Provisioning Kubernetes clusters is a fundamental task for anyone managing containerized applications, and Rancher offers two powerful, opinionated distributions for this: K3s and RKE2.
Let’s see a cluster come to life. Imagine you’ve logged into your Rancher instance, navigated to Cluster Management, and clicked "Create Cluster." You’re presented with a choice: RKE2/K3s or Hosted Kubernetes. We pick RKE2/K3s.
The first critical decision is where the cluster will run: "Cloud Providers," "VMware vSphere," or "Custom." For this demo, we’ll choose "Custom." This means Rancher won’t auto-provision infrastructure; instead, it expects you to have existing nodes ready to join.
Next, you select your Kubernetes distribution: RKE2 or K3s. RKE2 is designed for production, hardened, and has a strong focus on security. K3s is a lightweight, certified Kubernetes distribution perfect for edge, IoT, and development. We’ll select RKE2.
Now, you configure the cluster itself. You give it a name, like rke2-prod-cluster. You choose a Kubernetes version. For RKE2, the default is often the latest stable, but you can pin it to a specific version for consistency. Then, you set the CNI (Container Network Interface). The default is typically Canal (a combination of Calico and Flannel) for RKE2, which provides robust network policies.
The core of provisioning via "Custom" involves providing node registration commands. Rancher displays two sets of commands: one for the "Server" nodes (which act as control plane and etcd) and one for "Agent" nodes (which run your workloads).
Here’s a typical Server node command you’d see:
curl -sfL https://get.rke2.io | sudo INSTALL_RKE2_TYPE="server" sh -
sudo systemctl enable rke2-server
sudo systemctl start rke2-server
sudo rke2 server --cluster-init --token=YOUR_SUPER_SECRET_TOKEN --node-ip=192.168.1.100
And for an Agent node:
curl -sfL https://get.rke2.io | sudo INSTALL_RKE2_TYPE="agent" sh -
sudo systemctl enable rke2-agent
sudo systemctl start rke2-agent
sudo rke2 agent --server=https://YOUR_RANCHER_NODE_IP:9345 --token=YOUR_SUPER_SECRET_TOKEN
You’d execute these commands on your pre-provisioned VMs or bare-metal servers. The INSTALL_RKE2_TYPE variable tells the installer whether to set up a control plane/etcd node or a worker node. The --cluster-init flag on the first server node is crucial; it bootstraps the etcd cluster. Subsequent server nodes will join this existing cluster. The --token is your shared secret for node registration, and --node-ip ensures the node registers with its correct IP. The agent command points back to the Rancher server’s API port (9345) for registration.

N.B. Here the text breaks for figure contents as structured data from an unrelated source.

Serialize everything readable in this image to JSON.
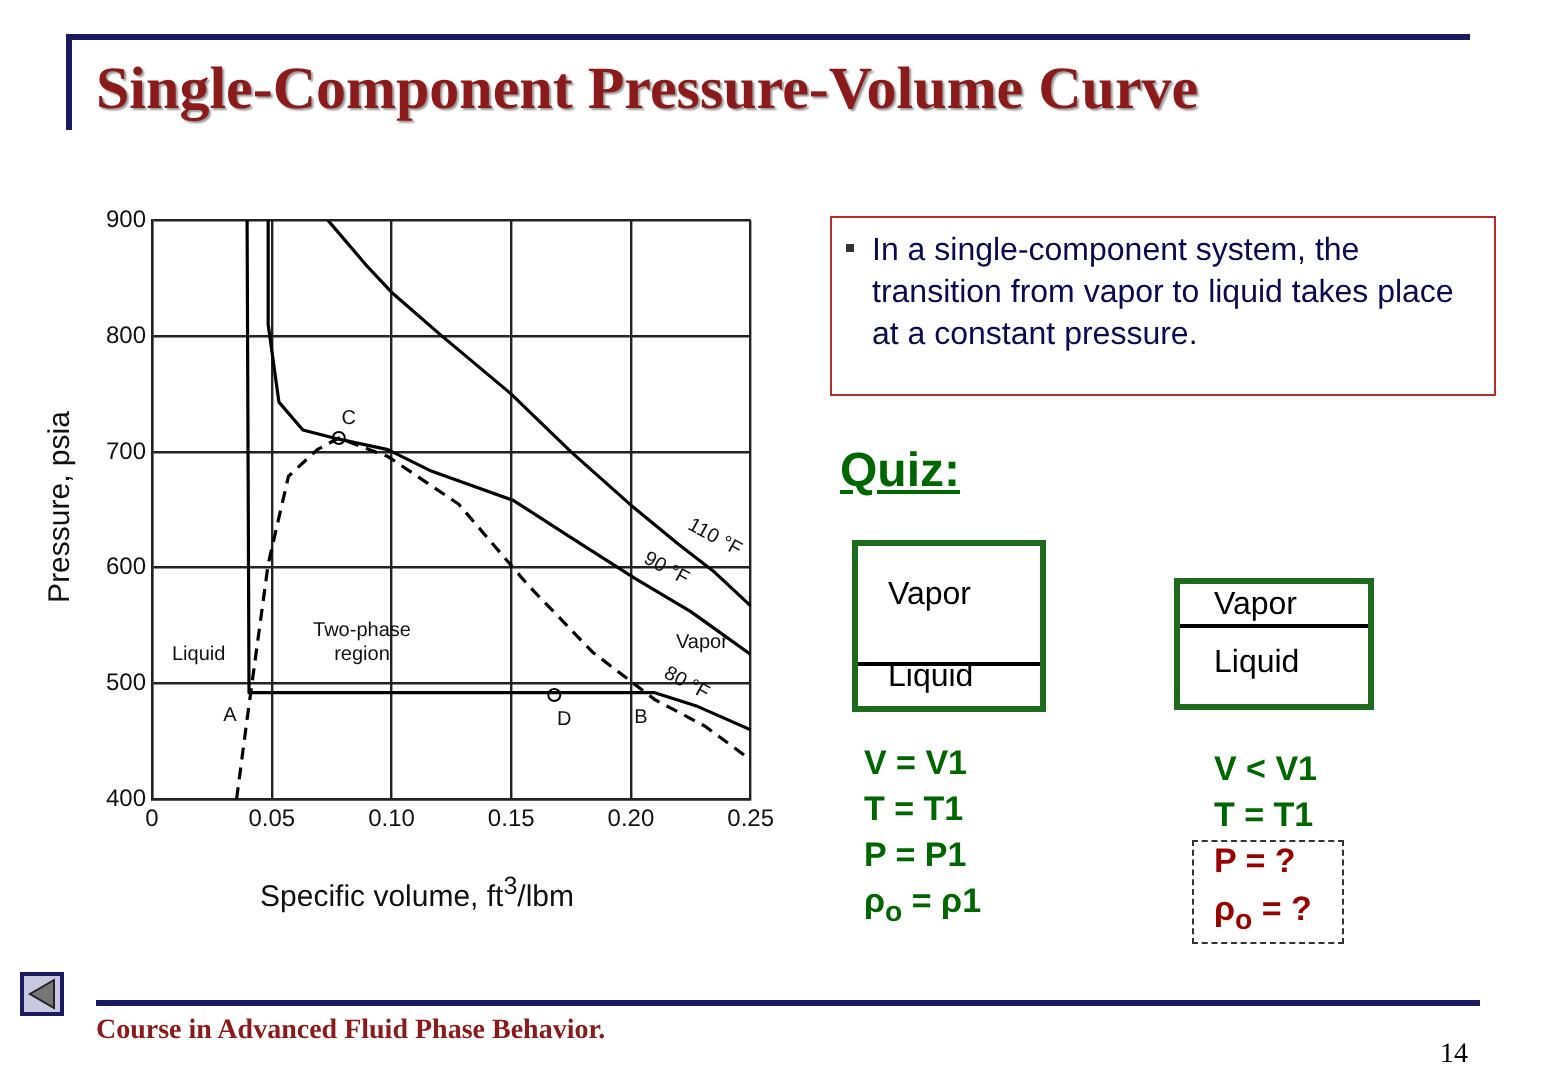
{
  "chart_data": {
    "type": "line",
    "title": "Single-Component Pressure-Volume Curve",
    "xlabel": "Specific volume, ft$^{3}$/lbm",
    "ylabel": "Pressure, psia",
    "xlim": [
      0,
      0.25
    ],
    "xticks": [
      0,
      0.05,
      {
        "value": 0.1,
        "label": "0.10"
      },
      0.15,
      {
        "value": 0.2,
        "label": "0.20"
      },
      0.25
    ],
    "ylim": [
      400,
      900
    ],
    "yticks": [
      400,
      500,
      600,
      700,
      800,
      900
    ],
    "grid": true,
    "legend": false,
    "marker": "none",
    "line_style": "solid",
    "series": [
      {
        "name": "110 °F",
        "color": "#000000",
        "x": [
          0.0735,
          0.09,
          0.1,
          0.12,
          0.15,
          0.175,
          0.2,
          0.22,
          0.235,
          0.25
        ],
        "values": [
          900,
          860,
          838,
          802,
          750,
          700,
          654,
          620,
          596,
          567
        ]
      },
      {
        "name": "90 °F",
        "color": "#000000",
        "x": [
          0.0485,
          0.0485,
          0.053,
          0.063,
          0.078,
          0.0985,
          0.116,
          0.151,
          0.175,
          0.2015,
          0.225,
          0.25
        ],
        "values": [
          900,
          810,
          743,
          719,
          711,
          702,
          684,
          658,
          626,
          591,
          562,
          525
        ]
      },
      {
        "name": "80 °F",
        "color": "#000000",
        "x": [
          0.0397,
          0.0405,
          0.21,
          0.228,
          0.25
        ],
        "values": [
          900,
          492,
          492,
          480,
          460
        ]
      },
      {
        "color": "#000000",
        "line_style": "dashed",
        "x": [
          0.0353,
          0.0397,
          0.0485,
          0.057,
          0.069,
          0.078,
          0.0985,
          0.128,
          0.157,
          0.184,
          0.21,
          0.231,
          0.25
        ],
        "values": [
          400,
          469,
          603,
          679,
          702,
          712,
          696,
          655,
          585,
          527,
          486,
          463,
          434
        ]
      },
      {
        "type": "scatter",
        "marker": "circle",
        "color": "#000000",
        "x": [
          0.078,
          0.168
        ],
        "values": [
          712,
          490
        ]
      }
    ],
    "annotations": [
      "In a single-component system, the transition from vapor to liquid takes place at a constant pressure.",
      "Quiz:",
      "Vapor",
      "Liquid",
      "V = V1",
      "T = T1",
      "P = P1",
      "ρ$_{o}$ = ρ1",
      "Vapor",
      "Liquid",
      "V < V1",
      "T = T1",
      "P = ?",
      "ρ$_{o}$ = ?",
      "Course in Advanced Fluid Phase Behavior.",
      "14",
      {
        "text": "C",
        "x": 0.078,
        "y": 712
      },
      {
        "text": "A",
        "x": 0.04,
        "y": 492
      },
      {
        "text": "D",
        "x": 0.168,
        "y": 490
      },
      {
        "text": "B",
        "x": 0.21,
        "y": 492
      },
      "Liquid",
      "Two-phase region",
      "Vapor"
    ]
  }
}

Once the nodes are running these commands and have successfully registered, they’ll appear in the Rancher UI. Rancher then orchestrates the deployment of essential Kubernetes components like kube-apiserver, kube-controller-manager, kube-scheduler, and etcd (for RKE2 server nodes), and kubelet and kube-proxy on all nodes.
The mental model here is that Rancher acts as a sophisticated orchestrator. It doesn’t run Kubernetes itself; it tells your machines how to run it. For custom deployments, it provides the bootstrap commands and then monitors the registered nodes, ensuring the necessary Kubernetes components are installed and configured correctly. You control the cluster’s lifecycle, versioning, CNI, and node roles through the Rancher UI and the commands it generates.
What most people don’t realize is how deeply RKE2 and K3s integrate with systemd. The systemctl enable and systemctl start commands aren’t just for initial setup; they ensure that the Kubernetes components automatically restart if a node reboots. This is a core part of their resilience.
After your RKE2 cluster is up and running, the next logical step is to explore its monitoring capabilities or deploy your first application.